This work proposes a variational Bayesian framework that jointly models the posterior and predictive distributions, circumventing the conventional two-stage pipeline of posterior approximation followed by Monte Carlo propagation. By leveraging amortized variational inference, the method completes training offline, thereby eliminating the need for repeated online sampling and significantly reducing computational overhead during prediction. The approach introduces a variational upper bound on the KL divergence together with a moment-matching regularization term to enable efficient and accurate uncertainty quantification. Evaluated on both analytical benchmarks and finite-element-based solid mechanics problems, the proposed method achieves substantially higher predictive accuracy compared to traditional approaches while drastically lowering online computational costs, making it well-suited for high-fidelity models where conventional Bayesian inference is prohibitively expensive.

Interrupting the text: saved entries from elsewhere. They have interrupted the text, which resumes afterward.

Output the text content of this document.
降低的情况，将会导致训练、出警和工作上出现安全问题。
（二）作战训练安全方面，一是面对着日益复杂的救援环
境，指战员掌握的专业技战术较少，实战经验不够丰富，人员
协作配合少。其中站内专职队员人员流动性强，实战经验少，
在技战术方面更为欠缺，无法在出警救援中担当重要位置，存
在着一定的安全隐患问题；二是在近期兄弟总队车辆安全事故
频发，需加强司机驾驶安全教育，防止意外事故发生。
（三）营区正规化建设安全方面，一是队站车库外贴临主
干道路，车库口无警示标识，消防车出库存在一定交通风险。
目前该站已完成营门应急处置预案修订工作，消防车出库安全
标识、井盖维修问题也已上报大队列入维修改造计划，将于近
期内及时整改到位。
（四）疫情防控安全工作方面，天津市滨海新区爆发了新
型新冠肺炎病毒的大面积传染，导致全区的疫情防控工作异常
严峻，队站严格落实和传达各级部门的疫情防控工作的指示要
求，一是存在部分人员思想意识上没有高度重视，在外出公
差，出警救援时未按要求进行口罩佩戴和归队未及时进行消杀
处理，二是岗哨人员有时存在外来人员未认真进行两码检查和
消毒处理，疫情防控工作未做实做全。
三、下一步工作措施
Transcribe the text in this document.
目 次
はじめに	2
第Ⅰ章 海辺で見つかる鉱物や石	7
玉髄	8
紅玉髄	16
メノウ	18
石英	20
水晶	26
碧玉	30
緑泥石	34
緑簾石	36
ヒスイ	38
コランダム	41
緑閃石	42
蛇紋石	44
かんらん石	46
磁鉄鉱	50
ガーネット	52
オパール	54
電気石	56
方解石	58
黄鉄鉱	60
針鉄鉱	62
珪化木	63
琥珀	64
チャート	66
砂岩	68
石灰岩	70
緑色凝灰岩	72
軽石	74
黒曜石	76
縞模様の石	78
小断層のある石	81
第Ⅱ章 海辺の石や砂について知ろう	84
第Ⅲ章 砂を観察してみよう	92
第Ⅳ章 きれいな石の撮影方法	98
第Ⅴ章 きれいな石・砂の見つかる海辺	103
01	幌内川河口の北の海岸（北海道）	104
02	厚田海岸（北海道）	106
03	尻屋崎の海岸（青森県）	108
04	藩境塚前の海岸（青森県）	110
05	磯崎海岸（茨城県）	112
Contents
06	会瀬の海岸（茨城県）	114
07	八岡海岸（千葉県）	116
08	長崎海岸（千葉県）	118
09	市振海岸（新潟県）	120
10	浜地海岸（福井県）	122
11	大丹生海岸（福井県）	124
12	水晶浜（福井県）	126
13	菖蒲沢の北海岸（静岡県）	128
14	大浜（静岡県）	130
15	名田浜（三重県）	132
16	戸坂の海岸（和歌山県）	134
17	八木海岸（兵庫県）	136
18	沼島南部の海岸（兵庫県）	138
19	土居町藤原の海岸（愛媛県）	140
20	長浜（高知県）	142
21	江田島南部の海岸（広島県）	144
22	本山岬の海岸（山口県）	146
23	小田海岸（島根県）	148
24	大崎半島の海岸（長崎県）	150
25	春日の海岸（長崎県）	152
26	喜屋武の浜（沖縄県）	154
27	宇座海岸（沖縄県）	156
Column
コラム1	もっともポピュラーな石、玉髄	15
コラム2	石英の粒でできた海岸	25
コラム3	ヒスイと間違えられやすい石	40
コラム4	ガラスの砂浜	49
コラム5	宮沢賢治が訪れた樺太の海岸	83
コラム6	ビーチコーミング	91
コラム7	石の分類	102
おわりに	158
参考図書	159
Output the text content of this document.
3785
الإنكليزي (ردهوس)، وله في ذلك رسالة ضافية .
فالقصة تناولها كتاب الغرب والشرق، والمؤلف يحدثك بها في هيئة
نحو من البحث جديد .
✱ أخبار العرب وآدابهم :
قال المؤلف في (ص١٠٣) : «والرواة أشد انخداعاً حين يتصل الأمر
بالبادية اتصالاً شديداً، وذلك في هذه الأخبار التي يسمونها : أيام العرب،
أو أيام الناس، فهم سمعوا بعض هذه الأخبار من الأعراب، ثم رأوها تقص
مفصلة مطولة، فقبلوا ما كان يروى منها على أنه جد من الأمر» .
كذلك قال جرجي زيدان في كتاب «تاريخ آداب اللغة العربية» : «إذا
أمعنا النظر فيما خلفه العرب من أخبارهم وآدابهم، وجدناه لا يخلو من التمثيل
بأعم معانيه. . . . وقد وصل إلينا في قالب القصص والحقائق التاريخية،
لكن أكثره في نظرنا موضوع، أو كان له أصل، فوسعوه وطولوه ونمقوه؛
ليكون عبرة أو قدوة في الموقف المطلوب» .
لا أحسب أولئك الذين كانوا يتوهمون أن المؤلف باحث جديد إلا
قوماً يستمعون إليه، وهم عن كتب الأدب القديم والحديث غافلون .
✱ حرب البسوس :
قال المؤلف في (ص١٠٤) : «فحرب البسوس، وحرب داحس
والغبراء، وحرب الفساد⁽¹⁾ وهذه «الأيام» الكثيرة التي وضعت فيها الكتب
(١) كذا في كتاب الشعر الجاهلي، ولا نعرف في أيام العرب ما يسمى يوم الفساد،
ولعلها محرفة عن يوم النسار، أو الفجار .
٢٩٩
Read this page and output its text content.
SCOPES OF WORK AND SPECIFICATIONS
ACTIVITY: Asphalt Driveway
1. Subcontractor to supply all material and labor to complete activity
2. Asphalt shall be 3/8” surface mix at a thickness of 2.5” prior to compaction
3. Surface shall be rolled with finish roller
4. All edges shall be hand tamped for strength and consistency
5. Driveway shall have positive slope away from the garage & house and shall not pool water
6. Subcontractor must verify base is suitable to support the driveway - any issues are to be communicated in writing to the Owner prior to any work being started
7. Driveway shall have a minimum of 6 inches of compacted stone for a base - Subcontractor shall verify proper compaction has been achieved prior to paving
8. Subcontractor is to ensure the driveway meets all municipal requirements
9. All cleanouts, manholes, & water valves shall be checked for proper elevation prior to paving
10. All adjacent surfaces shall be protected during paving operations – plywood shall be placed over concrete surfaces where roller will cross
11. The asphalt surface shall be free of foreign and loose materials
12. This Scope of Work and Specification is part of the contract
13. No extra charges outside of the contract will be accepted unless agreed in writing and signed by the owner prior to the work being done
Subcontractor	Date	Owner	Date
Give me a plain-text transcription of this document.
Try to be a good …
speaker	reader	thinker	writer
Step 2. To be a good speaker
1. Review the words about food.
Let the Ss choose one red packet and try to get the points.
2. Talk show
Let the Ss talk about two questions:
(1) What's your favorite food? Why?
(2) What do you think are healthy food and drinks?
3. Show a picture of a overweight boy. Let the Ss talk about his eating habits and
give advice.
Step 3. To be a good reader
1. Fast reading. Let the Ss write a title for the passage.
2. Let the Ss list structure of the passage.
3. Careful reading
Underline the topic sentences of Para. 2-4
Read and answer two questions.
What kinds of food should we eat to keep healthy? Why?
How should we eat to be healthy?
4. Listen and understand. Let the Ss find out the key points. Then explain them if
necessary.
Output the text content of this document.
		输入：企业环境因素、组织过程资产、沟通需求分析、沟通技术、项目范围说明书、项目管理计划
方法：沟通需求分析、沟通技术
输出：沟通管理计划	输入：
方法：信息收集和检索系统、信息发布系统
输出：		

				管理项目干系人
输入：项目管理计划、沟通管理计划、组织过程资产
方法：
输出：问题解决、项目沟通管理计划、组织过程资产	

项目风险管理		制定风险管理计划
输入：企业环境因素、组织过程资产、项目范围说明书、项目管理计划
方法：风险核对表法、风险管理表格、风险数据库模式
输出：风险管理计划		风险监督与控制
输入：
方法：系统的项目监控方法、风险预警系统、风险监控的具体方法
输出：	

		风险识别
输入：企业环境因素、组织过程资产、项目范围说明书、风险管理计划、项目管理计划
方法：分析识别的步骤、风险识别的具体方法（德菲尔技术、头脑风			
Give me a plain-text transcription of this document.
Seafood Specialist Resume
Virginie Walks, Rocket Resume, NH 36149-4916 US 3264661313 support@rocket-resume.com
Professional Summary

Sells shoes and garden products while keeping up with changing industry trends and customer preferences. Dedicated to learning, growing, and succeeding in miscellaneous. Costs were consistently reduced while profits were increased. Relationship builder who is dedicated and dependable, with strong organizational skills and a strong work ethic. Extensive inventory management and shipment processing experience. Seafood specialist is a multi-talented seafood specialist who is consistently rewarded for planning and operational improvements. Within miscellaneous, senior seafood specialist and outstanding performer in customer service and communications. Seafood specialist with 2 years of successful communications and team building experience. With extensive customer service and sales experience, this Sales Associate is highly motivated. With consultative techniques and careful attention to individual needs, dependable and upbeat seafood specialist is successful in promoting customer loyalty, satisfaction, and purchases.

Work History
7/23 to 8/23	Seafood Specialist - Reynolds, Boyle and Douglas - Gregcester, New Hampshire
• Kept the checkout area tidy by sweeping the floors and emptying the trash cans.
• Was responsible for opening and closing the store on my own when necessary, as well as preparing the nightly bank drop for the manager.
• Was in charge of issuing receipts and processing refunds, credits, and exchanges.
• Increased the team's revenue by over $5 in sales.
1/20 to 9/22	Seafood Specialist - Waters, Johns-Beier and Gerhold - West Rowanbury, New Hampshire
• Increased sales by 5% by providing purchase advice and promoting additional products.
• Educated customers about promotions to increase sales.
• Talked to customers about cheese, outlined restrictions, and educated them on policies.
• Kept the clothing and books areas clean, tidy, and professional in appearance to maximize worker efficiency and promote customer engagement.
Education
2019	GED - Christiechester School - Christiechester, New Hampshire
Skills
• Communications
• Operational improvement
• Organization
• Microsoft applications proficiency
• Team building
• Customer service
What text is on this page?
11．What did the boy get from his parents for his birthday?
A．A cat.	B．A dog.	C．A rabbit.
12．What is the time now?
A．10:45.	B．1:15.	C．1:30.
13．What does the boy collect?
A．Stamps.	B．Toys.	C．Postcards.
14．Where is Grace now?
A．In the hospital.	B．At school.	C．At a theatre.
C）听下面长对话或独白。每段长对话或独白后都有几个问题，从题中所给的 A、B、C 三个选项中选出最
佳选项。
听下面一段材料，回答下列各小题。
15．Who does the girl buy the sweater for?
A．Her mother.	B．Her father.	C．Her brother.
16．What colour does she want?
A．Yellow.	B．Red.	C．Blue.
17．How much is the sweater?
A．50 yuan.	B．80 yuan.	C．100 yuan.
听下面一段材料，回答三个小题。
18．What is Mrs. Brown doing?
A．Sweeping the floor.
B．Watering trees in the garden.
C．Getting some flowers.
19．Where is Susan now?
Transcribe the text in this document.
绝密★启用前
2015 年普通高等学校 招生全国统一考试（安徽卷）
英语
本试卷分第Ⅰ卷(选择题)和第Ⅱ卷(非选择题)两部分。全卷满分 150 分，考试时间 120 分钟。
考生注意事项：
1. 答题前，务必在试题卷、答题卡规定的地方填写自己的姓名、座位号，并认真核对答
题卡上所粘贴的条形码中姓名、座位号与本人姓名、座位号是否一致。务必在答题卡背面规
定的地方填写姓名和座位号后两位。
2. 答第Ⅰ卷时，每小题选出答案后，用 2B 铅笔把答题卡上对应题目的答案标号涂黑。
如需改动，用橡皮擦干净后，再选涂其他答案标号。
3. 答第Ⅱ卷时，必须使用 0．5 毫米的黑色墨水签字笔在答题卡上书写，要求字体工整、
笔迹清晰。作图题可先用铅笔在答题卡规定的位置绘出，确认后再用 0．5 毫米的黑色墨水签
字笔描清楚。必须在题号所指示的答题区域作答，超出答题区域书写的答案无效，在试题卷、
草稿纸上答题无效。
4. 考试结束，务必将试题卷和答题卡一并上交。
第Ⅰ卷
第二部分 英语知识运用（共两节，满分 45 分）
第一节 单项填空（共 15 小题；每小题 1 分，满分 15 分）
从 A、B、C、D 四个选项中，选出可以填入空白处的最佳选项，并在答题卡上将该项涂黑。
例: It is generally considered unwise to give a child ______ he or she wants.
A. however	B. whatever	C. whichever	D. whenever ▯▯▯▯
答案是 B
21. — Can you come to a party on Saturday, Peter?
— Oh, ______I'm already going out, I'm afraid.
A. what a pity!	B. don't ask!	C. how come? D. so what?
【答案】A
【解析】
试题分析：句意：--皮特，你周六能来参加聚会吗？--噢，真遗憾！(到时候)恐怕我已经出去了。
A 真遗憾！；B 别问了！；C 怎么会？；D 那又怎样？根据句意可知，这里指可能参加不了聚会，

Bayesian predictive inference propagates parameter uncertainty to quantities of interest through the posterior-predictive distribution. In practice, this is typically performed using a two-stage procedure: first approximating the posterior distribution of model parameters, and then propagating posterior samples through the predictive model via Monte Carlo simulation. This sequential workflow can be computationally demanding, particularly for high-fidelity models such as those governed by partial differential equations. We propose a variational Bayesian framework that directly targets the posterior-predictive distribution and jointly learns variational approximations of both the posterior and the corresponding predictive distribution. The formulation introduces a variational upper bound on the Kullback--Leibler divergence together with moment-based regularization terms. The variational distributions are trained in an amortized manner, shifting computational effort to an offline stage and enabling efficient online inference. Numerical experiments ranging from analytical benchmarks to a finite-element solid mechanics problem demonstrate that the proposed method achieves more accurate predictive distributions than conventional two-stage variational inference, while substantially reducing the cost of online predictive inference.